I made a cage like that. I modified it down to a smaller size though as I had it in two seperate cages but one of my rats in the lower cage passed on and my new boys hate Bert and Bastian and would attack their tales on the lower part so I had to totally seperate them into two seperate cages. I wanted to be fair and not give Bert and Bastian too much more room than the other boys ^_~



















And here are some pics without the superpet addition on the top:


----------



## Lil_treasures_Ratties (Dec 6, 2007)

thank you, thats exactly what i was looking for, i know when i made the ferret cage (i used the 12" deep shelving) we ended up making a 6ft tall 2ft deep and 3ft wide cage for her trio of fuzzies and it was AWSOME!
and SOOOO easy to do...
id just not seen any and wondered if there was any reason...
yours looks like it works perfectly!

woot...

starts planning sizes lol.
im thinking if i get extra shelving to make the in cage shelves and line them with chloroplast like the bases form the CC piggie cages itll be perfect


----------



## Lil_treasures_Ratties (Dec 6, 2007)

oh...
and do you use those black clips to hold the doors shut? thats the only thing i had issues figuring out for the ferret cage i made we ended up using the spring clips from the leashes and bungee cords because she wanted one huge door so there were spots where he could have pushed them open if we just used the occasional clip...

cool!
*is still plotting*


----------



## Poppyseed (Feb 1, 2007)

Yeah the door is a pain but my boys never try to escape really. Most of the day I'm here I keep the cage door open so they can play on their table. They love playing on their table. They are not huge on getting much anywhere else like my other duo is so usually end up just getting table freerange time which seems right by them. They seem more content and relaxed and free than the other duo too for some reason. My other duo likes to explore more and is very set on taking over the cage/table space of Bert and Bastian lol. I wish they could all just get along. I've been trying to fit a neuter into the budget for a while but it always seems to drop to the end of the list and keeps getting put off.
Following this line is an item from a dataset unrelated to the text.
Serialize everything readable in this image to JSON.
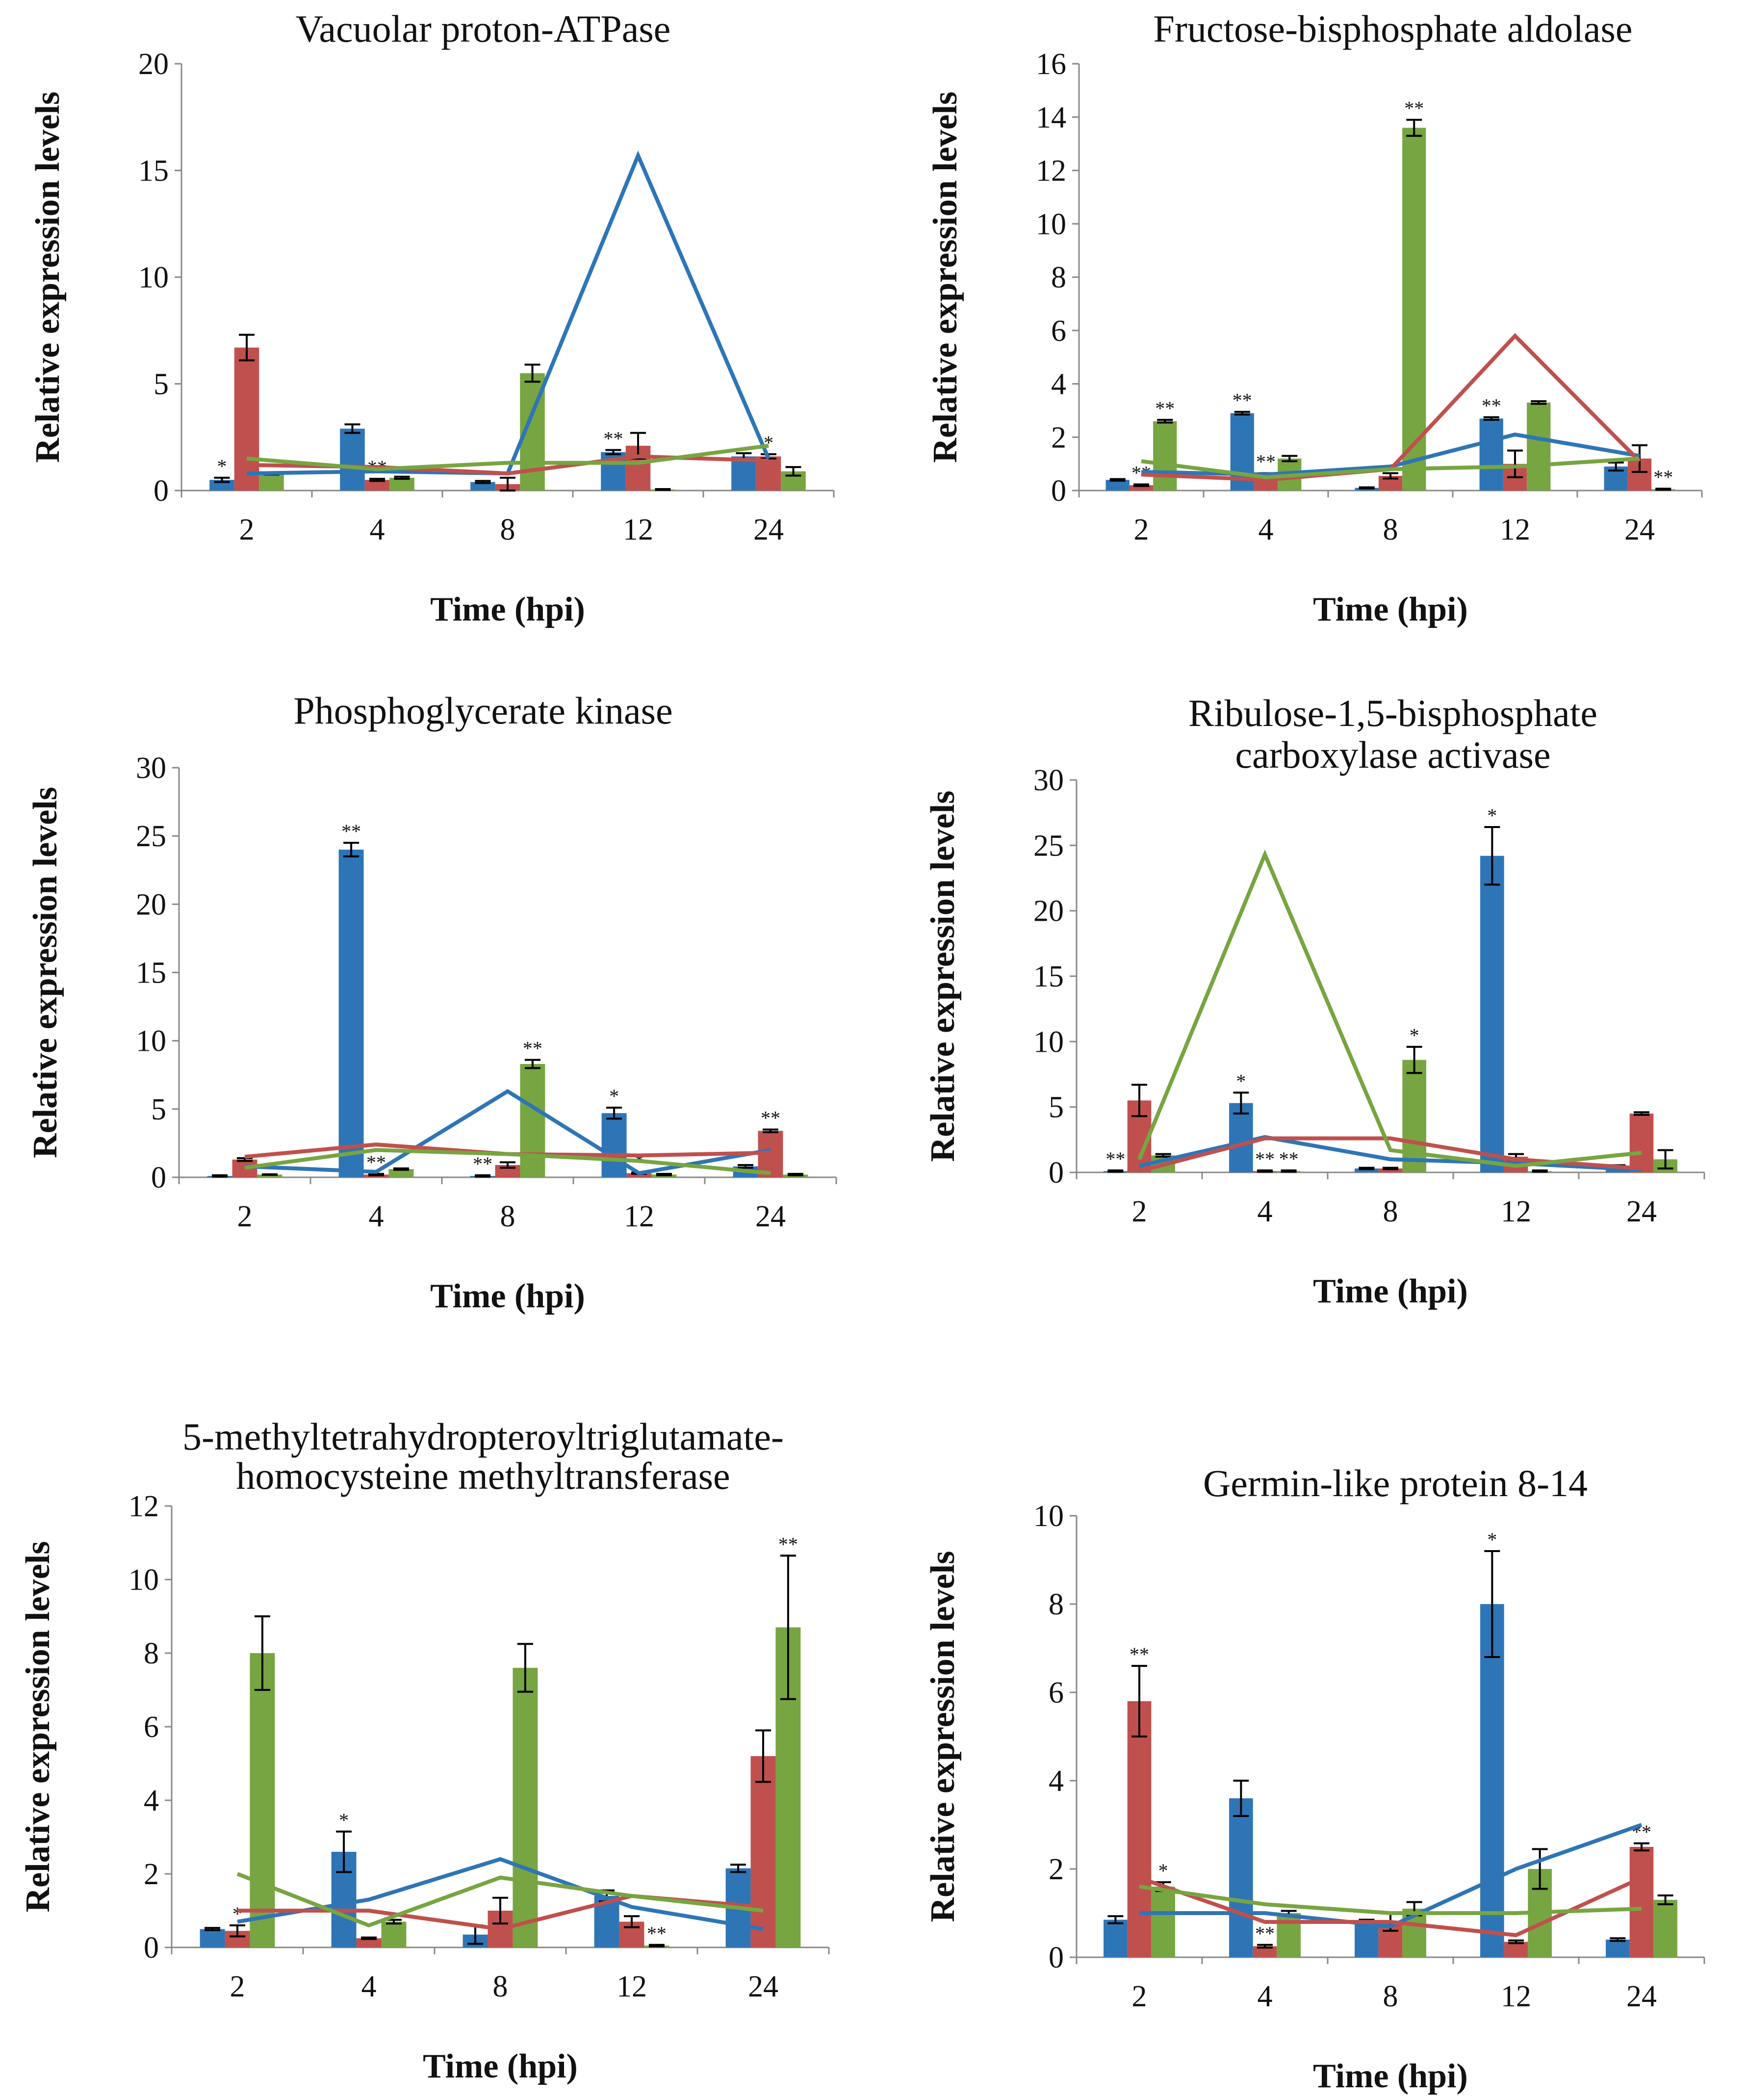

But anyway, I use the black clips. I have to use two and then one at the top. I also modified the coroplast to be a tray which cuts down on the mess a TON. I made it a tray with a square cut the same size so I can clip the fabric on the square piece and set it down in the coroplast for a nice tight fit they have a little more trouble tearing up.


----------



## OnlyOno (Apr 4, 2007)

i heard that those kind of cages are very heavy when they get bigger, and i found that the shelving was pretty expensive, although most places that sell it will also cut it down to size for you, so yay. up to you. i ended up with a bird cage off craigslist for $30 or something and added hardware cloth levels, it's fabulous. thinking about adding on to it here pretty soon.


----------



## Poppyseed (Feb 1, 2007)

It is very heavy. I love the design of it though so I put up with it.


----------



## pooky (Dec 10, 2007)

cute rats


----------



## Poppyseed (Feb 1, 2007)

LOL Pooky that was the first time they met O_O I had Bastian and Odin on the bottom half and Bert on the top. I was hoping to take it slow but was stupid and didn't close the cage when I went to do laundry (my rats rarely venture far from their cage at all) and I came back to them both laying on the top shelf. I was a little frightened at first but they seemed to be doing alright and Bastian was going nice and slow with Bert so I just watched and let them do their things. They grew to be best buds fast! I've never had introductions go as well as theirs did.

I was lucky it went well though and know now to be more careful.


----------